To add insult to injury—if I may put it that way—rather than taking the average in the guidelines and having a rough rule of thumb that someone will get a bit more or a bit less than their individual case deserves, or going for an average and calling that a tariff, we are saying that a tariff should be a tiny percentage of the current award. This is nothing but an attempt to say, “We do not wish to pay out money in this way. We wish to diminish both the ability to make a claim and the compensation paid.” Whatever one’s view on fraud, the massive majority of cases will be meritorious and honest cases in which people have genuinely suffered injury.

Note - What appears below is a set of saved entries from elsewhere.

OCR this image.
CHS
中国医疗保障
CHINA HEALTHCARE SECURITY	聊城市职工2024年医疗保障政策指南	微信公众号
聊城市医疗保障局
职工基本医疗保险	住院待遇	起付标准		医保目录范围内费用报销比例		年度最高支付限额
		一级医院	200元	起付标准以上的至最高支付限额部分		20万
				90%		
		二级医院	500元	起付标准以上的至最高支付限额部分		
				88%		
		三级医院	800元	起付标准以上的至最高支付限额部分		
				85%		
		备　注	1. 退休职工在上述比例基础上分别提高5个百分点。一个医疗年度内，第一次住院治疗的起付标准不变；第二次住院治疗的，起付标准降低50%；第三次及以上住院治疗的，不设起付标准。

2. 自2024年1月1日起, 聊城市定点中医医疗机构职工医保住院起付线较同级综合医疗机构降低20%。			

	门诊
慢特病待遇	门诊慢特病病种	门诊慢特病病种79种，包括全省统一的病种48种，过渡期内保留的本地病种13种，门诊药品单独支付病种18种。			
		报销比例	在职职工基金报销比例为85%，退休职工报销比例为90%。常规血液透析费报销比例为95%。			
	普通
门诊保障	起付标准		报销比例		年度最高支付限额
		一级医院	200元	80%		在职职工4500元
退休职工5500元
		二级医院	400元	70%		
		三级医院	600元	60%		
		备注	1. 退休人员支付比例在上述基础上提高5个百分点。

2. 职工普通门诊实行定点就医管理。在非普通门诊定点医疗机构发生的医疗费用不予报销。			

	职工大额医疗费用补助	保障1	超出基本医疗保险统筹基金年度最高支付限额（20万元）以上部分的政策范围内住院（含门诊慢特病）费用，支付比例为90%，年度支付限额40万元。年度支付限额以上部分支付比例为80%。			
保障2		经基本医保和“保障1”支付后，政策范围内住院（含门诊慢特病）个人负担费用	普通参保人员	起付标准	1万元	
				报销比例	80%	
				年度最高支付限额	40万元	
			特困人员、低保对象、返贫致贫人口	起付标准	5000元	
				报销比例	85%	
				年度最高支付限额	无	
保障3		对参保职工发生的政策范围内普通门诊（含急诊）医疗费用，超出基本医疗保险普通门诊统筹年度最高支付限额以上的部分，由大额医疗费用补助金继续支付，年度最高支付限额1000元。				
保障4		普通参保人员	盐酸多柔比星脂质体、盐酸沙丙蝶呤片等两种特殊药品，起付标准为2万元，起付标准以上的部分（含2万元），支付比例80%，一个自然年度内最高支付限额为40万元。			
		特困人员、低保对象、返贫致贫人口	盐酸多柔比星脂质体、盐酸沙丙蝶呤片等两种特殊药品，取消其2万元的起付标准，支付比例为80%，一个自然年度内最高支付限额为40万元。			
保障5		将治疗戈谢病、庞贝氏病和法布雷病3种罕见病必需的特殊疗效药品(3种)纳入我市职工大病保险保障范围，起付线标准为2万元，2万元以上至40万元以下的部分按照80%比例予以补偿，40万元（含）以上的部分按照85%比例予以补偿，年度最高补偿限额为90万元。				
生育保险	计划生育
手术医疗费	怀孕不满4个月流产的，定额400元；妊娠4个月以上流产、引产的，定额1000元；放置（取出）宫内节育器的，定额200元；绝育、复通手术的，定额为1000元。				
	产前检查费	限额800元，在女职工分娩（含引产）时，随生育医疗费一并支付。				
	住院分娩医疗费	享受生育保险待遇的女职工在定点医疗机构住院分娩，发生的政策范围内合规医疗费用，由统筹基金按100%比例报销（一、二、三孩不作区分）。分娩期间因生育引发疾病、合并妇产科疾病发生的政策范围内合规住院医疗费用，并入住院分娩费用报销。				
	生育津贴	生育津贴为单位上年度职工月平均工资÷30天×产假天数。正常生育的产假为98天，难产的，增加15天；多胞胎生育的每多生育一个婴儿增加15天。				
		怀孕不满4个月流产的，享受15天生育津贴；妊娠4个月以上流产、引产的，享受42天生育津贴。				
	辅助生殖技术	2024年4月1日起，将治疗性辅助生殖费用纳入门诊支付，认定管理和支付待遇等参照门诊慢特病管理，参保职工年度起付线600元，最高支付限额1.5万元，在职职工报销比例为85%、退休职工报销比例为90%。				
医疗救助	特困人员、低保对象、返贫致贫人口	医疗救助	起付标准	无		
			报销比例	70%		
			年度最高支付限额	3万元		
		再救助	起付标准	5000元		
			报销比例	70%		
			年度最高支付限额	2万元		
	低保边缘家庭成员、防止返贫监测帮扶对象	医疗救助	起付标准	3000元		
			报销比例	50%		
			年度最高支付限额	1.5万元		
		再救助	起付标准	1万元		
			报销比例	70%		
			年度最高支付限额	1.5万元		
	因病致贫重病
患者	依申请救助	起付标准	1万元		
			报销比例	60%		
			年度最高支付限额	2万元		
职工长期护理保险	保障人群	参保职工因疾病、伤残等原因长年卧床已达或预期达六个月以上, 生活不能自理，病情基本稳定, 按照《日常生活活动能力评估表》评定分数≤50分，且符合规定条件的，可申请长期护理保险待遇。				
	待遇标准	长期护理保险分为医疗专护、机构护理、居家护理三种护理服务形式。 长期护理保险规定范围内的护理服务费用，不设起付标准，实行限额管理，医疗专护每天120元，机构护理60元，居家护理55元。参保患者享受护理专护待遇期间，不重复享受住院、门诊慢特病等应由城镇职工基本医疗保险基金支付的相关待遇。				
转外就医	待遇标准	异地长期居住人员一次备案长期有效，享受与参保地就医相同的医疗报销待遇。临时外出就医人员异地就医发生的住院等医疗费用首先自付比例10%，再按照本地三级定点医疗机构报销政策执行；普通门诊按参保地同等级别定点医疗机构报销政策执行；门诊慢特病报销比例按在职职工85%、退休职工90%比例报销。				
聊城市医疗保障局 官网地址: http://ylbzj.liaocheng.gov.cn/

I will conclude with the words of the former Lord Chief Justice of England and Wales, Lord Judge, on Report in the other place:

“What I cannot accept is a solution which means that a dishonest claim is handled in exactly the same way as an honest one. We cannot have dishonesty informing the way in which those who have suffered genuine injuries are dealt with. That is simply not justice. There should not be any idea that an honest claim for a whiplash injury made by the victim of a car accident should be less well compensated than an identical injury suffered by someone at work.”—[Official Report, House of Lords, 12 June 2018; Vol. 791, c. 1600.]

That is what the Government are doing in the Bill and what is so inherently unfair, and they are doing it at the behest of special interests. They may genuinely believe that there is a problem to be resolved with whiplash. I could dispute that—we could go on for a lot longer than we are today—but even if they are right, there are other, better and fairer ways to tackle that issue.